Marc Cécillon, archives © DRLe rappel mercredi devant la cour d'assises de l'Isère des faits qui se sont déroulés au soir du 7 août 2004 à Saint-Savin, dans l'Isère, la nuit de la mort de Chantal Cécillon, a mis au jour deux Marc Cécillon, l'ancien rugbyman auteur présumé de l'assassinat : celui du début de soirée et celui au moment du drame.
Le Marc Cécillon qui arrive chez son meilleur ami Christian Béjuy, organisateur d'une fête en l'honneur des jeunes joueurs du club de rugby local, est passablement éméché, "triste et mal à l'aise et ce n'était pas dû qu'à l'alcool". Celui qui, après avoir été prié par son hôte de partir après avoir frappé Mme Bejuy, tire à cinq reprises sur sa femme à l'aide d'un revolver quelques heures après, "n'est plus le même homme", ont raconté nombre de témoins, au troisième jour du procès de l'ancien troisième ligne de Bourgoin (Top 14) devant les assises de l'Isère.
Propos déplacés
Christian Béjuy, qui se présente comme "un ami de 40 ans" de l'accusé, proclame encore aujourd'hui que "c'est un brave mec". C'est que Marc Cécillon, qui ne parle jamais de sa vie privée, commence à s'épancher devant les invités. Catherine Moreno, qui vient de se marier avec un ami d'enfance du rygbyman, raconte : "mon mari me l'a présenté, puis il nous a dit 'mais comment ça va vous sexuellement ? Parce que moi, ça ne va pas du tout, ma femme va divorcer'".

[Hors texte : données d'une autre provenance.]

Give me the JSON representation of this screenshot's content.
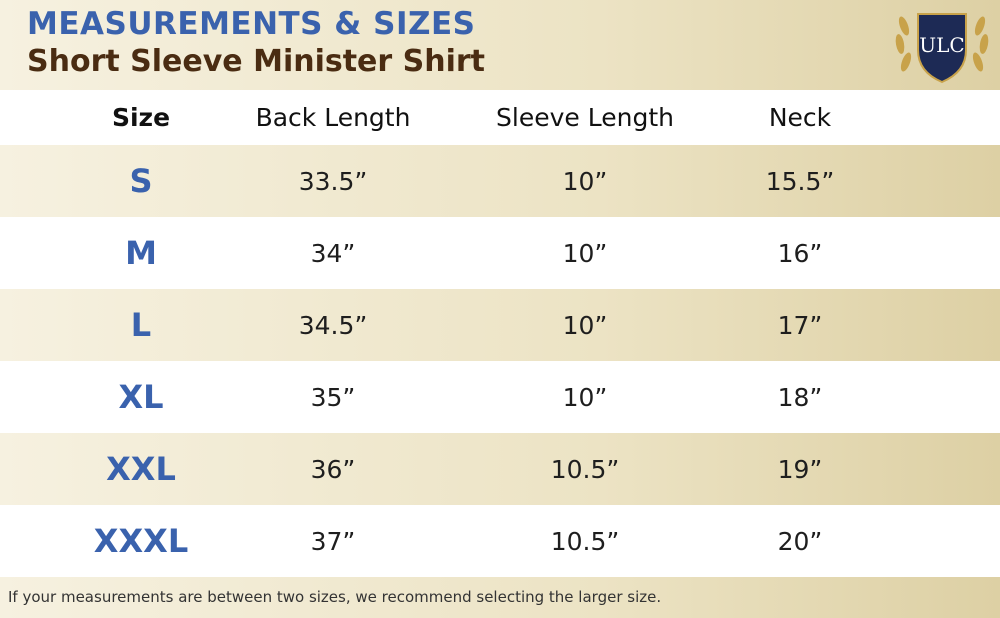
{
  "header": {
    "title": "MEASUREMENTS & SIZES",
    "subtitle": "Short Sleeve Minister Shirt",
    "logo": "ULC"
  },
  "table": {
    "columns": [
      "Size",
      "Back Length",
      "Sleeve Length",
      "Neck"
    ],
    "rows": [
      [
        "S",
        "33.5”",
        "10”",
        "15.5”"
      ],
      [
        "M",
        "34”",
        "10”",
        "16”"
      ],
      [
        "L",
        "34.5”",
        "10”",
        "17”"
      ],
      [
        "XL",
        "35”",
        "10”",
        "18”"
      ],
      [
        "XXL",
        "36”",
        "10.5”",
        "19”"
      ],
      [
        "XXXL",
        "37”",
        "10.5”",
        "20”"
      ]
    ]
  },
  "footnote": "If your measurements are between two sizes, we recommend selecting the larger size."
}
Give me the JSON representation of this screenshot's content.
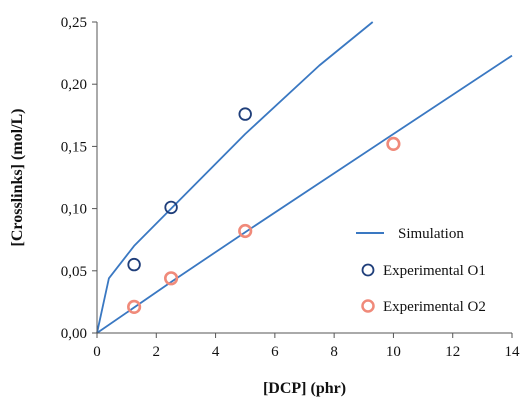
{
  "chart_data": {
    "type": "scatter",
    "xlabel": "[DCP] (phr)",
    "ylabel": "[Crosslinks] (mol/L)",
    "xlim": [
      0,
      14
    ],
    "ylim": [
      0,
      0.25
    ],
    "x_ticks": [
      0,
      2,
      4,
      6,
      8,
      10,
      12,
      14
    ],
    "y_ticks": [
      0,
      0.05,
      0.1,
      0.15,
      0.2,
      0.25
    ],
    "x_tick_labels": [
      "0",
      "2",
      "4",
      "6",
      "8",
      "10",
      "12",
      "14"
    ],
    "y_tick_labels": [
      "0,00",
      "0,05",
      "0,10",
      "0,15",
      "0,20",
      "0,25"
    ],
    "grid": false,
    "legend_position": "bottom-right",
    "series": [
      {
        "name": "Simulation",
        "kind": "line",
        "color": "#3a78c2",
        "curves": [
          {
            "x": [
              0,
              0.4,
              1.25,
              2.5,
              5,
              7.5,
              9.3
            ],
            "y": [
              0,
              0.044,
              0.07,
              0.1,
              0.16,
              0.215,
              0.25
            ]
          },
          {
            "x": [
              0,
              2.5,
              5,
              10,
              14
            ],
            "y": [
              0,
              0.041,
              0.081,
              0.16,
              0.223
            ]
          }
        ]
      },
      {
        "name": "Experimental O1",
        "kind": "scatter",
        "marker": "circle",
        "color": "#1f3e7a",
        "x": [
          1.25,
          2.5,
          5
        ],
        "y": [
          0.055,
          0.101,
          0.176
        ]
      },
      {
        "name": "Experimental O2",
        "kind": "scatter",
        "marker": "circle",
        "color": "#f08a7a",
        "x": [
          1.25,
          2.5,
          5,
          10
        ],
        "y": [
          0.021,
          0.044,
          0.082,
          0.152
        ]
      }
    ]
  }
}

Trouvant ces propos déplacés, M. Béjuy propose à Marc Cécillon d'aller dîner. Celui-ci, s'installant à côté de sa femme Chantal, commence à lui poser des tas de questions. "Il l'ennuyait alors je lui ai dit 'touche pas Chantal, à moi, tu ne me fais pas peur'", affirme Elisabeth Béjuy, meilleure amie de la victime. Marc Cécillon réplique en lui assénant ce que tout le monde a qualifié de gifle mais qui, au vu de l'impressionnant gabarit de son auteur, était plus "un coup de poing" selon Mme Béjuy. Christian Béjuy raisonne son ami, qui lui avoue "avoir fait une connerie", avant de s'excuser puis de quitter la fête.
"Comme s'il avait dessoûlé"
Chantal Cécillon, en pleurs, demande alors à son amie Elisabeth de porter plainte, et lui promet qu'elle ne remettra plus les pieds au domicile conjugal. Quand Marc Cécillon, revenu entre-temps chez lui chercher le revolver, se gare de nouveau devant le domicile des Béjuy, peu avant minuit, seul le fils de la maison, Alexandre, 22 ans à l'époque, le voit sortir un objet de sa voiture puis, distinctement, cacher cet objet -l'arme- sous sa chemise. Il tente de prévenir son parrain, en vain.
Puis l'ancien rugbyman se dirige vers les invités. Là, tous le déclarent changé. "Il était zen et cool", dit Mme Béjuy. "Ce n'était plus le même homme, comme s'il avait dessoûlé", raconte Angel Martin Moreno. "Il marchait droit, il était calme, posé", renchérit sa femme. Aussi, personne ne se méfie quand il parle de dire au revoir "aux femmes". Et personne ne se doute qu'il a une arme. Il fait la bise à une invitée, feint d'embrasser une autre tout en sortant l'arme de son bermuda et tire en direction de sa femme. M. Béjuy, aidé de M. Moreno, tente de le maîtriser et lui crie: "Putain Marco, qu'est-ce que tu as fait ? Tu as tué Chantal, la mère de tes filles !" "Mais non, je ne l'ai pas tué, c'est de l'amour", hurle Cécillon.